Have you ever wondered how many hours of grilling time you get out of a propane tank? I can tell you the answer: a little over 12, because that's how long my grill was on the other day. Off to Menards for a tank exchange! Fortunately, there was a $2.00 rebate. I dutifully collected the rebate slip, and placed it in my wallet alongside the receipt. Two bucks ain't much, but every little bit helps, right? As I drove away, though, I said to myself, "who are you kidding? You're not going to send that in. It's going to end up in the rebate graveyard like all the rest." I'm one of those guys that just never seems to be able to grab an evelope, copy down the right information, track down the receipt, find a 39 cent stamp, and actually get a rebate like that in the mail.
Let's face it: I'm a procrastinator extraordinaire, and unorganized to boot. My house is the kingdom of clutter. My car? Those of you who've seen it, know it's where angels fear to tread. You think YOUR car is cluttered? Well, have you ever gotten off a ticket because your car was a disaster? Yup--that's happened to me. Twice. (Try my theory on getting off of tickets sometime: look as rednecky pathetic as possible.)

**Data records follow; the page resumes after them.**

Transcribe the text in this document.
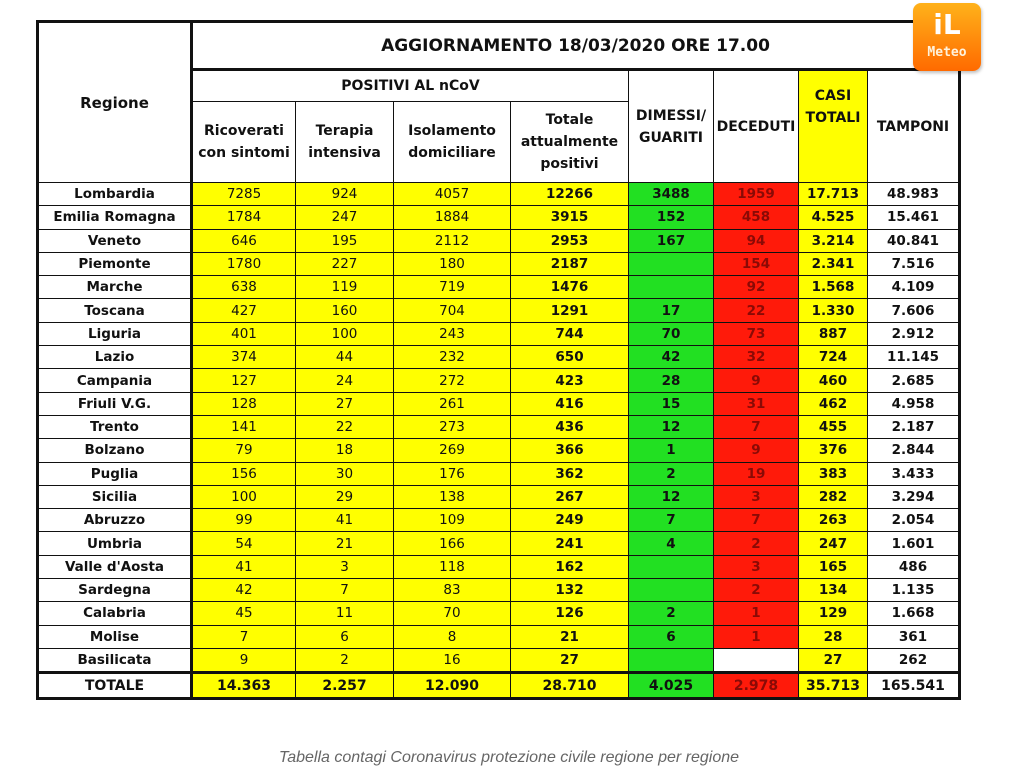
Regione	AGGIORNAMENTO 18/03/2020 ORE 17.00							
	POSITIVI AL nCoV				DIMESSI/ GUARITI	DECEDUTI	CASI TOTALI	TAMPONI
	Ricoverati con sintomi	Terapia intensiva	Isolamento domiciliare	Totale attualmente positivi				
Lombardia	7285	924	4057	12266	3488	1959	17.713	48.983
Emilia Romagna	1784	247	1884	3915	152	458	4.525	15.461
Veneto	646	195	2112	2953	167	94	3.214	40.841
Piemonte	1780	227	180	2187		154	2.341	7.516
Marche	638	119	719	1476		92	1.568	4.109
Toscana	427	160	704	1291	17	22	1.330	7.606
Liguria	401	100	243	744	70	73	887	2.912
Lazio	374	44	232	650	42	32	724	11.145
Campania	127	24	272	423	28	9	460	2.685
Friuli V.G.	128	27	261	416	15	31	462	4.958
Trento	141	22	273	436	12	7	455	2.187
Bolzano	79	18	269	366	1	9	376	2.844
Puglia	156	30	176	362	2	19	383	3.433
Sicilia	100	29	138	267	12	3	282	3.294
Abruzzo	99	41	109	249	7	7	263	2.054
Umbria	54	21	166	241	4	2	247	1.601
Valle d'Aosta	41	3	118	162		3	165	486
Sardegna	42	7	83	132		2	134	1.135
Calabria	45	11	70	126	2	1	129	1.668
Molise	7	6	8	21	6	1	28	361
Basilicata	9	2	16	27			27	262
TOTALE	14.363	2.257	12.090	28.710	4.025	2.978	35.713	165.541
iL
Meteo
Tabella contagi Coronavirus protezione civile regione per regione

Part of the reason I teach lessons is that on a weekly basis, it forces me to clean my house. In the interim, I stand in constant fear of drive-bys, and god forbid the neighbor should come over and ask to borrow a cup of flour. Most of the time, I'd leave them standing in a torrential downpour while I found the flour, if it came to it. That'd teach 'em!
Good luck finding a tool in the garage. A true sign of a disorganized workspace is having to buy a tool again that you already know you have. And the basement? Let's just say I've put off having workman come over because of potential liability problems.
What gives? That's the question I was asking myself the other day. Why the heck can't I seem to take charge of my life? And why is it that others are so darn ORGANIZED? What makes them the little Dewey decimal fiends that they are? What gene cell is responsible for making people wash their windows twice a year? What causes people to organize their receipts, instead of just tossing them in Ziploc bags to be rifled through come tax time? Who are these people that actually return library books in a timely manner?
I'm 36, and I basically feel like I stumble through life. The one thing you can count on: I smell good, and have clean clothes. That's about the extent of my daily reliability. Oh, and I brush my teeth.
Change is hard...very hard. I need to find ways to conquer these obstacles, that for some reason are hard as hell for me to change. I go through spurts where I try to change my ways--I get some organizational tools, read books on the subject, and I find that there's a little progress, though it never seems to take.
In one of those spurts not too long ago, I finally framed a piece of art I'd been meaning to frame for about four years. That felt good. Today, I did the final coat of paint on my dining room ceiling. (The first coats went up about three months ago.) That felt good too. Oh, here's a biggie: the pop bottles were taken back tonight. Earlier this year, I put some shelves up in the pantry closet, something I'd been meaning to do since I moved in. Everytime I do these sorts of things, I feel great, but it's as if I have to break down the walls of Jericho to just get the simplest task completed. I really don't understand why that is, and when I contemplate all that I need to complete this summer, I get a little overwhelmed.
I've given myself a few rough deadlines for this summer. I realize that if I don't map out my summer, fall will be here before I know it, and none of these things will be accomplished. I'm planning on going up north for a couple of days next week. It's going to be a retreat of sorts for me, and I'm really going to contemplate all of these things. I realize that this lack of organization is the biggest obstacle I face to leading a less stressful life. Clutter equals stress. I need to change, or else I'll go crazy. Let alone any future wife I might have.
I better stop now and go see if the grill's turned off.